Friday, 17 August 2012

A Wee Dram. A 'Drap 'O The Hard Stuff'.

My extremely handsome son George, is not a lover of alcoholic beverages. I was trying to explain the delicate subtle flavours of a single malt whisky to him. I must have made a good job of describing it, because to my surprise he decided to have a small taster. I had my camera ready to record the historic moment that he was introduced to this wonderful drop of his Scottish heritage.

First taste of a delicious single malt

"Urgh! That is disgusting!"

Spitting it out.

Almost recovered.
Then he rinsed his mouth out with water. Absolute sacrilege!

Please don't be concerned, I managed to grab the glass before he dropped it. Never spilled a drop!


  1. I know how EHS George felt... malt whiskey does taste revolting.

  2. Hahahahhahaha only one way this was gonna go!!

  3. I must admit a dislike of Scotch Whiskey UNTIL last year at the Top Gear Live road show in London, the John Player stand were giving out samples of McAllan and by golly did it hit the spot. A few bottles have been downed since plus I have also got in to Irish Whiskey. The moral of this overlong story is it took me to being 58 years old before I learned the pleasures of a Dram or 2. With your training George will be an expert, eventually.

  4. I'm not big on alcoholic beverages of any kind. I can't drink more than one glass of wine so I'm quite sure that malt whiskey would do me

  5. Scotch whiskey seems to be a rather harsh drink. I prefer the smoothness of Kentucky bourbon. Congratulations to EHS George for being truthful.
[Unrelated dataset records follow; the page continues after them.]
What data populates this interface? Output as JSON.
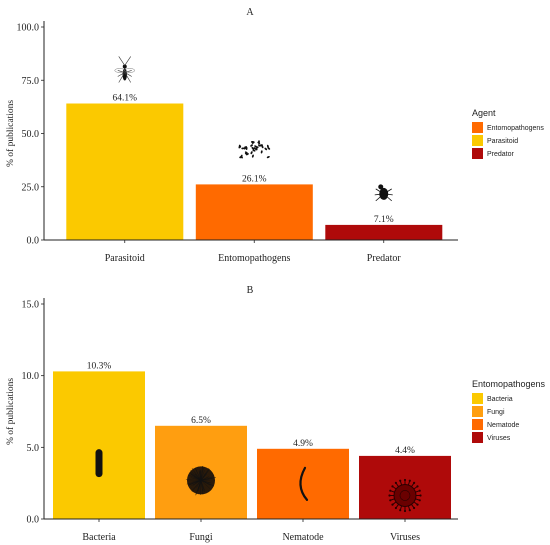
{
  "chart_data": [
    {
      "panel": "A",
      "type": "bar",
      "title": "A",
      "ylabel": "% of publications",
      "xlabel": "",
      "ylim": [
        0,
        100
      ],
      "yticks": [
        "0.0",
        "25.0",
        "50.0",
        "75.0",
        "100.0"
      ],
      "categories": [
        "Parasitoid",
        "Entomopathogens",
        "Predator"
      ],
      "values": [
        64.1,
        26.1,
        7.1
      ],
      "data_labels": [
        "64.1%",
        "26.1%",
        "7.1%"
      ],
      "colors": [
        "#FBC900",
        "#FF6A00",
        "#AF0A0A"
      ],
      "grid": false,
      "legend": {
        "position": "right",
        "title": "Agent",
        "entries": [
          {
            "label": "Entomopathogens",
            "color": "#FF6A00"
          },
          {
            "label": "Parasitoid",
            "color": "#FBC900"
          },
          {
            "label": "Predator",
            "color": "#AF0A0A"
          }
        ]
      },
      "icons": [
        "wasp-icon",
        "spores-icon",
        "beetle-icon"
      ]
    },
    {
      "panel": "B",
      "type": "bar",
      "title": "B",
      "ylabel": "% of publications",
      "xlabel": "",
      "ylim": [
        0,
        15
      ],
      "yticks": [
        "0.0",
        "5.0",
        "10.0",
        "15.0"
      ],
      "categories": [
        "Bacteria",
        "Fungi",
        "Nematode",
        "Viruses"
      ],
      "values": [
        10.3,
        6.5,
        4.9,
        4.4
      ],
      "data_labels": [
        "10.3%",
        "6.5%",
        "4.9%",
        "4.4%"
      ],
      "colors": [
        "#FBC900",
        "#FF9E10",
        "#FF6A00",
        "#AF0A0A"
      ],
      "grid": false,
      "legend": {
        "position": "right",
        "title": "Entomopathogens",
        "entries": [
          {
            "label": "Bacteria",
            "color": "#FBC900"
          },
          {
            "label": "Fungi",
            "color": "#FF9E10"
          },
          {
            "label": "Nematode",
            "color": "#FF6A00"
          },
          {
            "label": "Viruses",
            "color": "#AF0A0A"
          }
        ]
      },
      "icons": [
        "bacterium-icon",
        "fungus-colony-icon",
        "nematode-icon",
        "virus-icon"
      ]
    }
  ]
}
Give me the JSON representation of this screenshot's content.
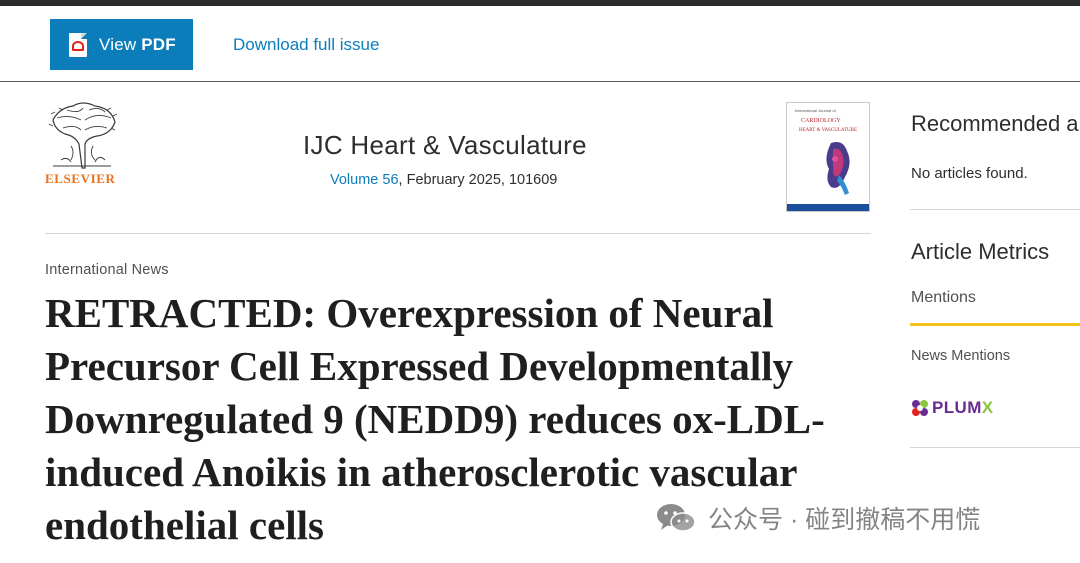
{
  "toolbar": {
    "view_pdf_prefix": "View ",
    "view_pdf_bold": "PDF",
    "download_label": "Download full issue"
  },
  "journal": {
    "publisher": "ELSEVIER",
    "title": "IJC Heart & Vasculature",
    "volume_link": "Volume 56",
    "issue_details": ", February 2025, 101609",
    "cover_label_top": "International Journal of",
    "cover_label_mid": "CARDIOLOGY",
    "cover_label_bottom": "HEART & VASCULATURE"
  },
  "article": {
    "type": "International News",
    "title": "RETRACTED: Overexpression of Neural Precursor Cell Expressed Developmentally Downregulated 9 (NEDD9) reduces ox-LDL-induced Anoikis in atherosclerotic vascular endothelial cells"
  },
  "sidebar": {
    "recommended_heading": "Recommended a",
    "recommended_empty": "No articles found.",
    "metrics_heading": "Article Metrics",
    "mentions_tab": "Mentions",
    "news_mentions": "News Mentions",
    "plumx_main": "PLUM",
    "plumx_x": "X"
  },
  "watermark": {
    "text": "公众号 · 碰到撤稿不用慌"
  },
  "colors": {
    "accent": "#0c7dbb",
    "publisher_orange": "#e9711c",
    "tab_underline": "#f5c21b",
    "plumx_purple": "#6a2c91",
    "plumx_green": "#8bc53f"
  }
}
  6. I'm with George with this one (he really is handsome isn't he!).
    Jane x

  7. George may be, like me, whiskey intolerant. I can drink other spirits, brandy, vodka, gin without ill-effect, but never has a glass of whiskey --or even a mixed drink containing it-- gotten clear through me. One learns to live with these handicaps.

  8. That is so funny, my daughter is the same. I only drink rarely and it would be a beer, glass or wine, or a margharita flavored wine cooler. I've offered her sips and all she does is smell them and say they are gross. I guess that's a good thing ;-)

    With my Dad being an alcoholic I had any type of liquor at my disposal. I started drinking at 16 and it wasn't even discussed as to why I shouldn't be. I'd rather offer it to my daughter but teach her how to be responsible about it. Geesh I hope that didn't sound as horrible as it looks in print.... I do not sit around having booze parties with her ;-)

    1. I think your actions are sensible. With alcoholism on both sides of the family, my children were allowed to have a sip (and only a sip) of beer on occasion to take the mystery out of it. I have four children. Two are tee-totalers and the other two drink only occasionally. I also explained to them from an early age that I think a drink now and then is fine. It is only when the need to drink or the need to drink until drunk is a problem. When that happens it is time to stop forever.

  9. I'm with the handsome George "YUK"

  10. Poor George, how could you torment the poor lad like that?
    Glad you were able to catch the glass and enjoy every last drop of its contents.

  11. The boy will learn but dont be in a hurry to teach him, he might decide to drink yours!! I won a bottle of Glenfiddich in a raffle when I was about 20 I enjoyed it so much more than the previous stuff I had tried. I like Laphroaig now when I get the chance.

    Sorry I did not comment on your previous 2 posts, both of which I found interesting and moving. A couple of my friends have been ill and I was off doing my Florence Nightingale bit.
    I can relate to the intelligent fool post as I have done some daft things in my life but I wouldnt change anything as I am happy with where I am and who I am.

  12. I'm forever learning the nuances of the British language from you... see the words in your title today. Love it!